Right - I meant that the warning implies the implementation isn't what I'd hope/expect (& that both message and implementation should be fixed in the direction of not reading more than the prefixed length indicates for any given entity).

llvm/unittests/DebugInfo/DWARF/DWARFDebugLineTest.cpp
568–569

Right right - implementation and messaging should be fixed in that direction.

794–796

What's the mention of the "table end" here, then? I guess "table end" is indicated by the table length field elsewhere? Is it autogenerated (with a possible override for invalid situations)? Should it be autogenerated differently?

jhenderson marked 2 inline comments as done.Feb 4 2020, 1:01 AM
jhenderson added inline comments.
llvm/test/tools/llvm-dwarfdump/X86/debug_line_invalid.test
39

It's only indirectly related. Case 13 required adding new data to the input, which pushed the last table later, meaning the offset needed updating.

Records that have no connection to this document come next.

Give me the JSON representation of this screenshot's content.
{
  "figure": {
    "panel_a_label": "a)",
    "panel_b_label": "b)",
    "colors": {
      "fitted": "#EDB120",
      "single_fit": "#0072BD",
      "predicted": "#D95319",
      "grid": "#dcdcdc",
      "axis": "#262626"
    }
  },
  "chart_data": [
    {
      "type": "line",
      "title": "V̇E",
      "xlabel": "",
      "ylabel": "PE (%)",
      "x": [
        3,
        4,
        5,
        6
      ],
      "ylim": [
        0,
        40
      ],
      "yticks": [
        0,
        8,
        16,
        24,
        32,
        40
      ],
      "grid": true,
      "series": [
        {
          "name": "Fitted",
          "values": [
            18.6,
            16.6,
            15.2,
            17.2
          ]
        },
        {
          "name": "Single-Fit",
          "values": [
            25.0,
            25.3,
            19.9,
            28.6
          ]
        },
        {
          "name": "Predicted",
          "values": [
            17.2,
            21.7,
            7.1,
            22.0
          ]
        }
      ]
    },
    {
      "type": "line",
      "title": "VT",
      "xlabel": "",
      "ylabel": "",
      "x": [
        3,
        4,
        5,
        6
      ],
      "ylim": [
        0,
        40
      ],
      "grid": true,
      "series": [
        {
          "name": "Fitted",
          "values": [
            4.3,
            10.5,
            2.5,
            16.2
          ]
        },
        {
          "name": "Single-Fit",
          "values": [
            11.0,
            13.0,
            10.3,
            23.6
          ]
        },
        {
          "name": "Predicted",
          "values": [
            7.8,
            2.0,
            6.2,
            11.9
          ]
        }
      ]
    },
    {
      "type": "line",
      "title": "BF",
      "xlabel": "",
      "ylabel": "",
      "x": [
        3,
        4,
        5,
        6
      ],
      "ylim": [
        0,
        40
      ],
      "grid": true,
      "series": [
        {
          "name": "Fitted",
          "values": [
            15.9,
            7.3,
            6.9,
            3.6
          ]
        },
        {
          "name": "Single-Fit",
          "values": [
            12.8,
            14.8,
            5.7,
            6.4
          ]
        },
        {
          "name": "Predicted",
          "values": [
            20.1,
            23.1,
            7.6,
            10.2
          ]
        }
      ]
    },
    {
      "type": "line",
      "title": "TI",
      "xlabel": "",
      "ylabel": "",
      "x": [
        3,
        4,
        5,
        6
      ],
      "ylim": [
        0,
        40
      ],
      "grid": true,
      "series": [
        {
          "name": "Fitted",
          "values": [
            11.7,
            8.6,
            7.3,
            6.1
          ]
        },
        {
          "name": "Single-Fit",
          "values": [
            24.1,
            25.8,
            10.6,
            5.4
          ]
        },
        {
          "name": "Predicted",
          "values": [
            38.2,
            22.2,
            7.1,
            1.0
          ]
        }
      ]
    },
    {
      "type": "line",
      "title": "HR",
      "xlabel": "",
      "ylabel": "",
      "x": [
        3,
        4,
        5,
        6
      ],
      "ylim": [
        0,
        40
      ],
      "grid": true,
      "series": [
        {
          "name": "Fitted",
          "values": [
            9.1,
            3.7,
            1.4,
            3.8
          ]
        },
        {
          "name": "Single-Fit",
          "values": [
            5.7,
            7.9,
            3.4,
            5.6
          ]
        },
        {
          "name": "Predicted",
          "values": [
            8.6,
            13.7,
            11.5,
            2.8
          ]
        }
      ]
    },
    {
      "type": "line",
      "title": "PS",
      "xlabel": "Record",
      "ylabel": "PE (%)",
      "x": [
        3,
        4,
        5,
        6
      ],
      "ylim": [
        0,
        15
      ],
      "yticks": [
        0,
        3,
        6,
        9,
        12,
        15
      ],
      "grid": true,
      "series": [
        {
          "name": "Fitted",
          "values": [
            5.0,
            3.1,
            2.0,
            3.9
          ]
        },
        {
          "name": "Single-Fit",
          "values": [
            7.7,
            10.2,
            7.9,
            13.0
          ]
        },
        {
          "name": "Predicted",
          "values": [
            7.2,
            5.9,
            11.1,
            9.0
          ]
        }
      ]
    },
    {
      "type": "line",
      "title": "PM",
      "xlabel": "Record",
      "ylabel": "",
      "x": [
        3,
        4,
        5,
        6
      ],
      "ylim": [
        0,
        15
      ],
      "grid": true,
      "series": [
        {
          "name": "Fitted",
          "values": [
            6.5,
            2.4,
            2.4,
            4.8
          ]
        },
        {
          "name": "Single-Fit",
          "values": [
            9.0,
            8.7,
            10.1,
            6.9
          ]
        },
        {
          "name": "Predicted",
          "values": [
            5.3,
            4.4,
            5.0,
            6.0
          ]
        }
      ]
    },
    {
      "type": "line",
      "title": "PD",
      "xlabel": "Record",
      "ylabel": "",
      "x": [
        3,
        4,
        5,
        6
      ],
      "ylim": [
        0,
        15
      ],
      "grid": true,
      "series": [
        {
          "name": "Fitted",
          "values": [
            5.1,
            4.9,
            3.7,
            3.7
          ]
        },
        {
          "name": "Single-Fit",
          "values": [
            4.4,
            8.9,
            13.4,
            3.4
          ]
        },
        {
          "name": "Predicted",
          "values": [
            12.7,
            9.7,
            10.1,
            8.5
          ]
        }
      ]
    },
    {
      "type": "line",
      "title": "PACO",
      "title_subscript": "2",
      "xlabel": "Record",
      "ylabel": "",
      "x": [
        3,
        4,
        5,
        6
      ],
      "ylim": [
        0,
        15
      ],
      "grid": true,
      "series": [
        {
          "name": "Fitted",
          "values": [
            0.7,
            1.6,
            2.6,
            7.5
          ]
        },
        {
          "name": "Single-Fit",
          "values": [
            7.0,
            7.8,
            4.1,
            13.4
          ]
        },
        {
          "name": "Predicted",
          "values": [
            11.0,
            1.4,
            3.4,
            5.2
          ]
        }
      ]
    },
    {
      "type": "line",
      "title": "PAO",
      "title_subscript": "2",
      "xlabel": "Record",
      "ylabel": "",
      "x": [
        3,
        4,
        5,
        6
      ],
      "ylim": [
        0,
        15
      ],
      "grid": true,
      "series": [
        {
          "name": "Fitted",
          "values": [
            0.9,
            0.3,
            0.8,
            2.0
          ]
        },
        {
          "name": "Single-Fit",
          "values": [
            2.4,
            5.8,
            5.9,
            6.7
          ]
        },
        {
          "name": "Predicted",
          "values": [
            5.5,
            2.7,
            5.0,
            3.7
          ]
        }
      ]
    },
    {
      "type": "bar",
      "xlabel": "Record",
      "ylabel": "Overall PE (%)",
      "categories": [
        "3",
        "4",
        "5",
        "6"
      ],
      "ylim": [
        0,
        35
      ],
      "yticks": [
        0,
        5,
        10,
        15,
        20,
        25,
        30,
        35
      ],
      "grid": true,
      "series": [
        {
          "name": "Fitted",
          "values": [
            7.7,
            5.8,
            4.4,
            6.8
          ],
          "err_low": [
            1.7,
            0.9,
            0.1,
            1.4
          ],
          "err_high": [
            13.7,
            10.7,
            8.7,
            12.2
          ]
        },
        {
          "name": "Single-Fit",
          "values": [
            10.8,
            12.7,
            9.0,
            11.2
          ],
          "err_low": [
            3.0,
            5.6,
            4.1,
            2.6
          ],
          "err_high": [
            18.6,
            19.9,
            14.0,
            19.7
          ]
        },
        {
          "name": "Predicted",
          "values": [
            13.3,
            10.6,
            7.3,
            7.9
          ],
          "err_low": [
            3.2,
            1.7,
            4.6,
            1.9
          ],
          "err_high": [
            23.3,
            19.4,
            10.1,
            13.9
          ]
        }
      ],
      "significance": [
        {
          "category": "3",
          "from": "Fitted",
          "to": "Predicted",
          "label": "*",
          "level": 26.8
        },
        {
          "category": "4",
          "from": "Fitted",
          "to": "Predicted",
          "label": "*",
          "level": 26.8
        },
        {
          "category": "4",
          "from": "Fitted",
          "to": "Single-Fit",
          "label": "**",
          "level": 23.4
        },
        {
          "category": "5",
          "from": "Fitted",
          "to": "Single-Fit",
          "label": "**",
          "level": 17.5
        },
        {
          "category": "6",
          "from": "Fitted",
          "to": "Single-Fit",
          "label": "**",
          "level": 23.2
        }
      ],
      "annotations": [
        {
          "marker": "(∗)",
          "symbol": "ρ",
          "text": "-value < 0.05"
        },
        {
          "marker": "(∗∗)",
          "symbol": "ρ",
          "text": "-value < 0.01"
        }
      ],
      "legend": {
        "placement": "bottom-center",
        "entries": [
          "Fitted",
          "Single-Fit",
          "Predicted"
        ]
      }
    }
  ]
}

llvm/unittests/DebugInfo/DWARF/DWARFDebugLineTest.cpp
794–796

Yeah, the table length is auto-generated, but it's auto-generated based on the raw data we add (i.e. not the interpretation of the data, but the physical number of bytes we add). See writeDefaultPrologue in DWARFGenerator.cpp. The ability to override the length is provided by the createBasicPrologue function which returns a line table prologue that can be updated for use in the test. See e.g. ErrorForTooLargePrologueLength. I think this is a reasonable approach.

In this test case, we are overriding the DW_LNE_end_sequence length with something different, by specifying the "2" argument. Previously, by not specifying any data after it in the test, the majority of the bytes covered by this size were past the end of the table, which is itself an interesting test case, albeit not the focus of this test. Consequently it was triggering the new error, which I didn't want. When I next update this patch, I'll replace this and the previous line of code and comment with:
LT.addExtendedOpcode(0x2, DW_LNE_end_sequence, {{LineTable::Byte, 0xaa});

jhenderson abandoned this revision.Jun 9 2020, 1:58 AM

Abandoning in favour of D80796 and related patches.